= Alternate picking =

Guitar playing technique

Alternate picking is a guitar and mandolin playing technique that employs alternating downward and upward strokes in a continuous fashion. If the technique is performed at high speed on a single string or course voicing the same note, it may be referred to as "tremolo ".

Alternate picking involves a continuous down-up or up-down motion of the picking hand, even when not picking a note (except when the gap lasts longer than one full up-down motion). In this manner, an up-beat (such as an even-numbered eighth note or, at faster tempos, sixteenth note) will always be played with an upward picking stroke, while the down-beats are always played with downward picking strokes. This allows for fluid incorporation of legato-based notes such as hammer-ons and/or pull-offs in the middle of picked phrases.

The technique has many advantages and some disadvantages, largely depending on the licks the guitarist is attempting to play. For example, during fast passages, alternate picking is necessary in keeping the picking arm from tiring out. At very high tempos, alternate picking is essentially required, since techniques like downpicking are made not feasible.

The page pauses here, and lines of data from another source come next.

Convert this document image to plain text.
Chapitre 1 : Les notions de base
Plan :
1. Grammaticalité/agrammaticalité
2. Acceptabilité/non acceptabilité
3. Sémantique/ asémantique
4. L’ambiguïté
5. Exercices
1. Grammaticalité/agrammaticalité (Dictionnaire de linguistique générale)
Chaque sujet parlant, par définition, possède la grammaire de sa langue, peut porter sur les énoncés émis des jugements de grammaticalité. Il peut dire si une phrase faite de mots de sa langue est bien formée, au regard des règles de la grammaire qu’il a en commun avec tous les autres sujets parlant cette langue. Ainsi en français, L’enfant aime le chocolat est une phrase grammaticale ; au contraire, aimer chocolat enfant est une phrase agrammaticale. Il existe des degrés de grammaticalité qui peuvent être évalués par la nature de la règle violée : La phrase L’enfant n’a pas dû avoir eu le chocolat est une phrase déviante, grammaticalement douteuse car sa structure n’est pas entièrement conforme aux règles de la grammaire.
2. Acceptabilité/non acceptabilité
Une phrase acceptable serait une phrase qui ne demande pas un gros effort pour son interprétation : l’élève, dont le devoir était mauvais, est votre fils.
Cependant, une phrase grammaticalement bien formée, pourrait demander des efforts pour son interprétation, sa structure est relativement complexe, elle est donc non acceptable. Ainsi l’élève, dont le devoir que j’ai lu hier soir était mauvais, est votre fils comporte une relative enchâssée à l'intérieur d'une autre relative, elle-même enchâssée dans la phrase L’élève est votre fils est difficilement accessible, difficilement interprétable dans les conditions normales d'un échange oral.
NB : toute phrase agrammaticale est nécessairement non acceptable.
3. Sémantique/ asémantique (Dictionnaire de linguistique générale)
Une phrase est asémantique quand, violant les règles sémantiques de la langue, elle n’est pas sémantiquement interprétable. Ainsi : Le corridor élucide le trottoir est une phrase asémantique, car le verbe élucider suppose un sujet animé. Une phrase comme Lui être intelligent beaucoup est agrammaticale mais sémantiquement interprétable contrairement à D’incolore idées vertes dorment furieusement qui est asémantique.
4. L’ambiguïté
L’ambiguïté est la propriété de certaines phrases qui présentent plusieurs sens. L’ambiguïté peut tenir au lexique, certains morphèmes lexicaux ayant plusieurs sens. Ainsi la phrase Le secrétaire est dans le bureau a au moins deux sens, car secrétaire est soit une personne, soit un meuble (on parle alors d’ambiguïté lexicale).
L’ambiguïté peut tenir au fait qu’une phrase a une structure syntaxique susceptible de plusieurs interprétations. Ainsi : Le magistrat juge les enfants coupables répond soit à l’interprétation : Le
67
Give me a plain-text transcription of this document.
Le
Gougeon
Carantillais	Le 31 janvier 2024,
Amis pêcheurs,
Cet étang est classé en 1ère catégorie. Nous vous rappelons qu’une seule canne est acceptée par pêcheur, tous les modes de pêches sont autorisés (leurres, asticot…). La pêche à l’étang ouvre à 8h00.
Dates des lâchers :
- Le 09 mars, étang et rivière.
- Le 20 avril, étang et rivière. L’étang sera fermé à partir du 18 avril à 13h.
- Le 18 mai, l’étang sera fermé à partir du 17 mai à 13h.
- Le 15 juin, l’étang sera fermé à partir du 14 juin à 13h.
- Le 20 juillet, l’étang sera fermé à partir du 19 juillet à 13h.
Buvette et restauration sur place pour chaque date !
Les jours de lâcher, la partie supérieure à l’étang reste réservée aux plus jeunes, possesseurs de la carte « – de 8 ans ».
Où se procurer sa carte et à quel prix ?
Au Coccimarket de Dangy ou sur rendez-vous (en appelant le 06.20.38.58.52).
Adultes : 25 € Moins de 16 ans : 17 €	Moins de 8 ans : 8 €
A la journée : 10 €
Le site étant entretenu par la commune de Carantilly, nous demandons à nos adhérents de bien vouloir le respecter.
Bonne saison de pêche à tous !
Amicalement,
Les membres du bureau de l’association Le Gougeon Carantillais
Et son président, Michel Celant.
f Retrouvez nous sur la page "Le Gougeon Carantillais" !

Most scalar runs are most easily played using alternate picking. Similarly, the complex, syncopated rhythm guitar patterns found in death metal require a good alternate picking technique to play fast and accurately. Furthermore, if palm muting is applied to the technique, this creates what is known as "blast picking", which is responsible for the staccato, "machine gun" riffs heard in thrash metal and death metal.

On the other hand, large arpeggios (especially those spanning more than one octave) are very difficult to play using pure alternate picking and almost impossible to play at great speeds, which is why many guitarists choose to employ sweep picking to play these arpeggios (e.g. Glenn Tipton, K. K. Downing, Frank Gambale and Mario Parga). Similarly, some kinds of licks are easier when played using such specialized techniques as legato, economy picking (a hybrid of alternate and sweep picking) or tapping.

Despite some of the well-known disadvantages of the technique, some guitarists (such as Al Di Meola, Steve Morse and Jeff Hanneman) emphasize the near-exclusive use of alternate picking, even in situations where another technique would be easier, claiming that pure alternate picking leads to a more consistent sound and allows for greater control of tone.

Alternate picking can be heard in almost all styles of picked guitar music, from jazz and bluegrass, to heavy metal.